Atualmente, o Canadá enfrenta duas grandes perturbações: de um lado, sinais de desaceleração no mercado de trabalho e pressão no crescimento econômico;
De outro lado, escalada da guerra comercial EUA-Canadá e aumento de tarifas externas, impulsionando inflação importada.
O mercado prevê que o Canadá provavelmente seguirá com aumento de juros ainda este ano, buscando um difícil equilíbrio entre “crescimento estável” e “combate à inflação”; a incerteza da política é significativamente maior do que em anos anteriores.

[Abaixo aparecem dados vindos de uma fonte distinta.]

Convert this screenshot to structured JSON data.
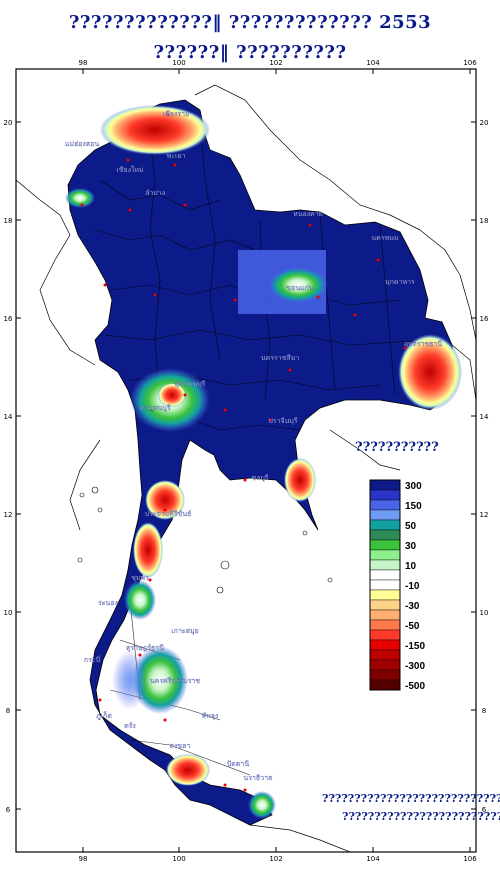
{
  "title_line1": "?????????????‖   ????????????? 2553",
  "title_line2": "??????‖   ??????????",
  "legend_title": "???????????",
  "footnote_line1": "??????????????????????????????",
  "footnote_line2": "?????????????????????????",
  "x_ticks": [
    "98",
    "100",
    "102",
    "104",
    "106"
  ],
  "y_ticks": [
    "20",
    "18",
    "16",
    "14",
    "12",
    "10",
    "8",
    "6"
  ],
  "legend": [
    {
      "label": "300",
      "color": "#0d1a8a"
    },
    {
      "label": "",
      "color": "#2a34c8"
    },
    {
      "label": "150",
      "color": "#4a64e8"
    },
    {
      "label": "",
      "color": "#6f9cf5"
    },
    {
      "label": "50",
      "color": "#12a0a0"
    },
    {
      "label": "",
      "color": "#2e8b57"
    },
    {
      "label": "30",
      "color": "#3cc33c"
    },
    {
      "label": "",
      "color": "#8ef08e"
    },
    {
      "label": "10",
      "color": "#c8f5c8"
    },
    {
      "label": "",
      "color": "#ffffff"
    },
    {
      "label": "-10",
      "color": "#ffffff"
    },
    {
      "label": "",
      "color": "#ffff96"
    },
    {
      "label": "-30",
      "color": "#ffd28a"
    },
    {
      "label": "",
      "color": "#ffb070"
    },
    {
      "label": "-50",
      "color": "#ff7a4a"
    },
    {
      "label": "",
      "color": "#ff3a2a"
    },
    {
      "label": "-150",
      "color": "#e80000"
    },
    {
      "label": "",
      "color": "#c00000"
    },
    {
      "label": "-300",
      "color": "#a00000"
    },
    {
      "label": "",
      "color": "#800000"
    },
    {
      "label": "-500",
      "color": "#550000"
    }
  ],
  "place_labels": [
    {
      "name": "เชียงราย"
    },
    {
      "name": "แม่ฮ่องสอน"
    },
    {
      "name": "พะเยา"
    },
    {
      "name": "เชียงใหม่"
    },
    {
      "name": "ลำปาง"
    },
    {
      "name": "หนองคาย"
    },
    {
      "name": "นครพนม"
    },
    {
      "name": "ขอนแก่น"
    },
    {
      "name": "มุกดาหาร"
    },
    {
      "name": "อุบลราชธานี"
    },
    {
      "name": "นครราชสีมา"
    },
    {
      "name": "สุพรรณบุรี"
    },
    {
      "name": "กาญจนบุรี"
    },
    {
      "name": "ปราจีนบุรี"
    },
    {
      "name": "ประจวบคีรีขันธ์"
    },
    {
      "name": "ชลบุรี"
    },
    {
      "name": "ชุมพร"
    },
    {
      "name": "ระนอง"
    },
    {
      "name": "สุราษฎร์ธานี"
    },
    {
      "name": "กระบี่"
    },
    {
      "name": "นครศรีธรรมราช"
    },
    {
      "name": "ภูเก็ต"
    },
    {
      "name": "สงขลา"
    },
    {
      "name": "ปัตตานี"
    },
    {
      "name": "นราธิวาส"
    },
    {
      "name": "พัทลุง"
    },
    {
      "name": "ตรัง"
    },
    {
      "name": "เกาะสมุย"
    }
  ]
}
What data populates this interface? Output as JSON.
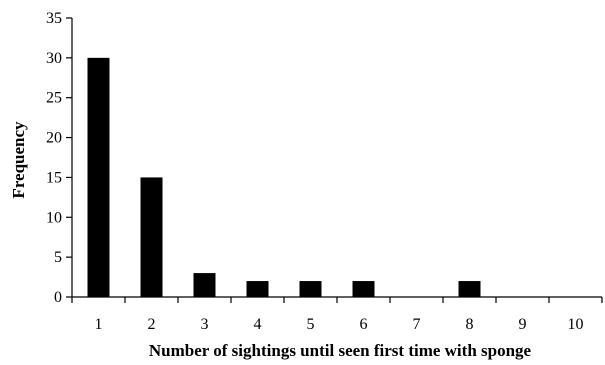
{
  "chart_data": {
    "type": "bar",
    "categories": [
      "1",
      "2",
      "3",
      "4",
      "5",
      "6",
      "7",
      "8",
      "9",
      "10"
    ],
    "values": [
      30,
      15,
      3,
      2,
      2,
      2,
      0,
      2,
      0,
      0
    ],
    "xlabel": "Number of sightings until seen first time with sponge",
    "ylabel": "Frequency",
    "ylim": [
      0,
      35
    ],
    "yticks": [
      "0",
      "5",
      "10",
      "15",
      "20",
      "25",
      "30",
      "35"
    ],
    "grid": false,
    "bar_color": "#000000"
  }
}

Banco do Japão está prestes a encerrar taxa negativa, liquidez do iene chega a um ponto de inflexão
O Banco do Japão realizará esta semana uma importante reunião de política, e o mercado aposta unanimemente que os juros subirão para 1,25%, iniciando a normalização da política monetária.
Comparativamente, o ritmo do aperto no Japão acelerou significativamente, e economistas preveem que a taxa poderá atingir 1,75% no segundo trimestre de 2027.
O impacto da mudança de política japonesa está na reestruturação da liquidez global: grandes instituições como fundos de pensão japoneses detêm enormes ativos externos; a alta do rendimento doméstico pode impulsionar repatriação de capital, afetando a liquidez global dos mercados de títulos e câmbio, e o iene tende a um período de valorização.
Resumo Global: Como o ciclo de aperto dos bancos centrais domina os investimentos mundiais
O aperto sincronizado dos bancos centrais globais nesta rodada não foi causado principalmente por superaquecimento econômico, mas sim por um choque de preços de energia de origem geopolítica que provocou um repique inflacionário, caracterizando um “aperto passivo” típico.
Diferentemente dos aumentos em cenários de expansão econômica, o aperto atual soma-se à pressão de baixo crescimento, devendo levar o mercado global a uma nova era de “baixo crescimento, juros altos e alta volatilidade”.
Pela lógica de transmissão da liquidez, a atuação combinada de sete bancos centrais irá comprimir diretamente a liquidez global: os rendimentos dos títulos do Tesouro dos EUA continuarão em alta, pressionando as avaliações de ativos de risco; nas commodities, a energia tende a se destacar pela sustentação geopolítica, enquanto industriais sofrem com demanda fraca; moedas não-dólar tendem a se comportar de forma independente conforme a postura de seus bancos centrais, com as de alto rendimento mostrando mais resiliência e as de baixo rendimento mantendo-se sob pressão.
Para o investidor, o ritmo das políticas dos bancos centrais globais é o indicador líder absoluto: basta monitorar o ritmo de altas de juros e de revisão da inflação pelo Federal Reserve, ECB e Banco do Japão para antever pontos de inflexão de liquidez global e posicionar portfólios de ações, renda fixa, câmbio e commodities, evitando riscos sistêmicos de um ciclo de aperto.